One of our math club leaders gave out this problem as the final problem of math club for the year. I had never seen it before, and after she handed it out, a number of math teachers were in a tizzy about finding the solution. So instead of planning for classes, we enjoyed working on this problem. But we got it! HUZZAH!

Here’s the problem:
In how many ways, counting ties, can eight horses cross the finishing line?

So we fully understand the problem, let me list all possibilities for three horses: Adam, Beatrice, and Candy. No, wait, those are better names for unicorns:

1st: A   2nd: B   3rd: C

1st: B   2nd: A   3rd: C

1st: A   2nd: C   3rd: B

1st: C   2nd: A   3rd: B

1st: B   2nd: C   3rd: A

1st: C   2nd: B   3rd: A

1st: AB (tie)   2nd: C

1st: AC (tie)   2nd: B

1st: BC (tie)    2nd: A

1st: A   2nd: BC (tie)

1st: B   2nd: AC (tie)

1st: C   2nd: BC (tie)

1st: ABC (tie)

That comes out to 13 different ways these horses unicorns can finish the race.

That’s the answer for 3 unicorns. What’s the answer for 8 unicorns?

(FYI: If you want to know if you’re on the right track… I have 541 for 5 unicorns…)

6 comments

  1. What a good problem! I’d be interested to hear if you got a closed form for the sequence, I only got a recurrence relation.

    I got 541 as well and then googled the sequence. It has a Wikipedia page that I’m trying to avoid reading, at least for a day or two.

  2. I figured pretty much immediately on an explicit formula in terms of Stirling numbers (specifically, that it’s the sum of numbers of the form k!S(n,k), where S(n,k) is the Stirling number of the second kind).

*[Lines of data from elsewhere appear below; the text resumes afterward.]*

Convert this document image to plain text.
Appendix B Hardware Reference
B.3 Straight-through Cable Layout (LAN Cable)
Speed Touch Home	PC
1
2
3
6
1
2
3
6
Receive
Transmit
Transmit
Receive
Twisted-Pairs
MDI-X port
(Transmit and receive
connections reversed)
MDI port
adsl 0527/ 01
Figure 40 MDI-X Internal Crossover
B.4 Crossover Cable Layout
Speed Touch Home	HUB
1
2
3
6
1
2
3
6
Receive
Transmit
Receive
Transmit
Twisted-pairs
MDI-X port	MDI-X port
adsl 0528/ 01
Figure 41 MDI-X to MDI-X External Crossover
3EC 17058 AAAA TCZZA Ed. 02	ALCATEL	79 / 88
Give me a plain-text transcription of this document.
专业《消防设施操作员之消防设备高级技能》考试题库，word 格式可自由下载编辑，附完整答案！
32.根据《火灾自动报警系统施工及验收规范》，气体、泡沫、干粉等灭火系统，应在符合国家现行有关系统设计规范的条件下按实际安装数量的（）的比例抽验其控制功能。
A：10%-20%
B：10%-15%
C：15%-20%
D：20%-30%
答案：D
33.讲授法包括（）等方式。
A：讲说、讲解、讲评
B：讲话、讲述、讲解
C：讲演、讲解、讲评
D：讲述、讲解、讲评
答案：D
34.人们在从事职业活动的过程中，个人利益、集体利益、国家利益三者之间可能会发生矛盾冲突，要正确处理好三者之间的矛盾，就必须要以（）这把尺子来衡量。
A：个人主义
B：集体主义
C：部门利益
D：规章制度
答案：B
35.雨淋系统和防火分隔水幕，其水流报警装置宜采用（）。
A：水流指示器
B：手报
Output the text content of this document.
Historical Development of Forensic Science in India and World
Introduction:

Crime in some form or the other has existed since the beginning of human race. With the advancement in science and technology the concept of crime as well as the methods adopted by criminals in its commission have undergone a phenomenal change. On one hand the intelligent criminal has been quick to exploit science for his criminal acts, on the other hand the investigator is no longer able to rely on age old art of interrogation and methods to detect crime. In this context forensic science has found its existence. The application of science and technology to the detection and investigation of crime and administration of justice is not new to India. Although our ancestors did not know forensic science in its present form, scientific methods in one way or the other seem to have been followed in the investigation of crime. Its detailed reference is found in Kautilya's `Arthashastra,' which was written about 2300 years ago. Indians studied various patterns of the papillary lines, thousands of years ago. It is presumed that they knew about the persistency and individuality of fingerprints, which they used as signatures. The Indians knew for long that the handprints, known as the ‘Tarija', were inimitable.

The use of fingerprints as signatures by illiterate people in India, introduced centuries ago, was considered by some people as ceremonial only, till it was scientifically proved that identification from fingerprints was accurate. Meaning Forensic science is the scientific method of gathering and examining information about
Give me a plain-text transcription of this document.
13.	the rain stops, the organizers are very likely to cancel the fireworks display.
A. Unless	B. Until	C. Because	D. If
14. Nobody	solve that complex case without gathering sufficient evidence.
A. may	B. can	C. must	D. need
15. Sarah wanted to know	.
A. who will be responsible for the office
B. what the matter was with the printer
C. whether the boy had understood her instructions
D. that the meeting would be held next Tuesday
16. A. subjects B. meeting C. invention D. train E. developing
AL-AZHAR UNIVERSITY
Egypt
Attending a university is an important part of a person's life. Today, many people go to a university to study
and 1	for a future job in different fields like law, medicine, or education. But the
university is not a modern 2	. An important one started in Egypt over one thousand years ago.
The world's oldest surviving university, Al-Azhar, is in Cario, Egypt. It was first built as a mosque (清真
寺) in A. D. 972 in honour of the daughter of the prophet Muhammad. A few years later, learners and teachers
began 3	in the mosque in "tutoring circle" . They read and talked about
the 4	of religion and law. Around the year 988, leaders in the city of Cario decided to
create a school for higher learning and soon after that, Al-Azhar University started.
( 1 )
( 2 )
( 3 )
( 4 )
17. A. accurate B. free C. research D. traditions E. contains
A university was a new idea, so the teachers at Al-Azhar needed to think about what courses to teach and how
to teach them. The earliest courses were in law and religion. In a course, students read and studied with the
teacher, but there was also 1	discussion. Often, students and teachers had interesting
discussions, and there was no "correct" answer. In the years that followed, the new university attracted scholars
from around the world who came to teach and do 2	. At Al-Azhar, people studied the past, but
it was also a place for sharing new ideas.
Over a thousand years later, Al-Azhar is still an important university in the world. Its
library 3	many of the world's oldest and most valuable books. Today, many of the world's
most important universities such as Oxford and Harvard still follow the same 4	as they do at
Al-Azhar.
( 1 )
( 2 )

Since I didn’t see anywhere easy to take that, I got lazy and put 1,3,13 into OEIS and got sequence A000670. Probably most of what’s knowable about these numbers is there.

  3. Michael, a shorter approach is to figure out how to re-use the previous numbers in the list. Then, if you have the list up to 7 horses, it’s only a few computations to get the number for 8 horses. You can get up to 20 without too much tedium then.

    I count 21 things in your list, and I think you need 22 (partition numbers, A000041 — that’s an A-number I know by heart, which I find a bit frightening!) … can I figure out which one you missed? AB,CD,EF,GH maybe? That seems to have 2520 possibilities, so I think I found it.

    Maybe a better way to sort the partition numbers is biggest first, like
    8
    7 1
    6 2
    6 1 1
    5 3
    5 2 1
    5 1 1 1
    and so on. I find I’m less likely to skip one if I sort them that way (and if I list them with numbers like that instead of using the letters), but that may be just me.

    1. Josh, thanks for the reply. I tried to go with a recursive approach first, but ran into a wall. Hence the semi-brute force approach. I’ll tinker with that some more to see what I can come up with. Thanks for finding the one I missed!